Part (a)
The frictional force acting on the car can be given as,
[tex]f=-\mu mg[/tex]
According to Newton's law, the net force acting on the car is,
[tex]F=ma[/tex]
At the equilibrium,
[tex]F=f[/tex]
Plug in the known expressions,
[tex]\begin{gathered} ma=-\mu mg \\ a=-\mu g \end{gathered}[/tex]
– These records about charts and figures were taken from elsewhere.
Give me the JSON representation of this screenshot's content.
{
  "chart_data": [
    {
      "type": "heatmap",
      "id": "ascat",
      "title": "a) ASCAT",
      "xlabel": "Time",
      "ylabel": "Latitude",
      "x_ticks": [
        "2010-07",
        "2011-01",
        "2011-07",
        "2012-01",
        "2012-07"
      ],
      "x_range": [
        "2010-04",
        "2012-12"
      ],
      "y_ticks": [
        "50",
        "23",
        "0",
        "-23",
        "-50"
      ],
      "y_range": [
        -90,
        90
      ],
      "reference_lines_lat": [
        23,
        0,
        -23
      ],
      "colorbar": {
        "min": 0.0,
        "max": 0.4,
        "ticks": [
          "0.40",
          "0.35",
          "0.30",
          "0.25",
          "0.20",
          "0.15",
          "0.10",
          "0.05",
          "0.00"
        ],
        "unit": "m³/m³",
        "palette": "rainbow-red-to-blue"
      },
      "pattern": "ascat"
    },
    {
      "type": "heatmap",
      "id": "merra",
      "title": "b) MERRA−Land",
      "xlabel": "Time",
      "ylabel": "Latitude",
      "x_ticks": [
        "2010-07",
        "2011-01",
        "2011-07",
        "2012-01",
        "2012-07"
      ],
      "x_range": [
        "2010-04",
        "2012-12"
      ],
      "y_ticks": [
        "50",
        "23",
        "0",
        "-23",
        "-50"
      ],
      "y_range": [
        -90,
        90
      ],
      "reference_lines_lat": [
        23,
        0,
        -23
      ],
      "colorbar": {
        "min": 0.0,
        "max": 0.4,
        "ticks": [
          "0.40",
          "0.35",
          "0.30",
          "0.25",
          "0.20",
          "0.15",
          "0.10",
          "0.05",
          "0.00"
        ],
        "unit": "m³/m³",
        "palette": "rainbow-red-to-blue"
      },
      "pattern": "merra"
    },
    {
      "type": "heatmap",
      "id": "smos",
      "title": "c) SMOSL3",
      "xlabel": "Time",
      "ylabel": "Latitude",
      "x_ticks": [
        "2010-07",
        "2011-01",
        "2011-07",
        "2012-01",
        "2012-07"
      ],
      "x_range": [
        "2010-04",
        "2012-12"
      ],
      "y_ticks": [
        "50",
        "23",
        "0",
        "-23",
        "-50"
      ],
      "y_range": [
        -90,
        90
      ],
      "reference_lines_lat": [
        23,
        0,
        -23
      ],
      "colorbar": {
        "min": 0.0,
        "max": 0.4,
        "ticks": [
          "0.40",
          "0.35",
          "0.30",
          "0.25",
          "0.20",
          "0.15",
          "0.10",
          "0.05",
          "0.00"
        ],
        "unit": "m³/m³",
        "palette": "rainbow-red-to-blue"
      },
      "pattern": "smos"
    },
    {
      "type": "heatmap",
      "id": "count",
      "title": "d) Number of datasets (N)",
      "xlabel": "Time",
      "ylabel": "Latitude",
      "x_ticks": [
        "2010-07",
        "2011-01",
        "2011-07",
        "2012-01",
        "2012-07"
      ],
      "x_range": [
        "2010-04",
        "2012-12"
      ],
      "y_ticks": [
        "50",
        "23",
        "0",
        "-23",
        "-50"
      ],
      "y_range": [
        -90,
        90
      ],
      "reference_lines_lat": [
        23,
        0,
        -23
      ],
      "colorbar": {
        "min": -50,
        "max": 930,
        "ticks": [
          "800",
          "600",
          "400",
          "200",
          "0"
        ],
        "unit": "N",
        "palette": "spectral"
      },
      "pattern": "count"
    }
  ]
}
The final speed of the car can be given as,
[tex]v^2=u^2+2ad[/tex]
Substitute the known expression,
[tex]v^2=u^2+2(-\mu g)d[/tex]
Substitute the known values,
[tex]\begin{gathered} (0m/s)^2=(52.4km/h)^2(\frac{0.278\text{ m/s}}{1\text{ km/h}})^2-2(0.123)(9.8m/s^2)d \\ d=\frac{212.2m^2s^{-2}}{2.41m/s^2} \\ \approx88.0\text{ m} \end{gathered}[/tex]
Thus, the minimum distance travelled by car to stop is 88.0 m.
Part (b)
Now, the coefficient of friction is 0.594.
Substitute the known values,
[tex]\begin{gathered} (0m/s)^2=(52.4km/h)^2(\frac{0.278\text{ m/s}}{1\text{ km/h}})^2-2(0.594)(9.8m/s^2)d \\ d=\frac{212.2m^2s^{-2}}{11.64m/s^2} \\ \approx18.2\text{ m} \end{gathered}[/tex]
Thus, the stopping distance travelled of the car is 18.2 m.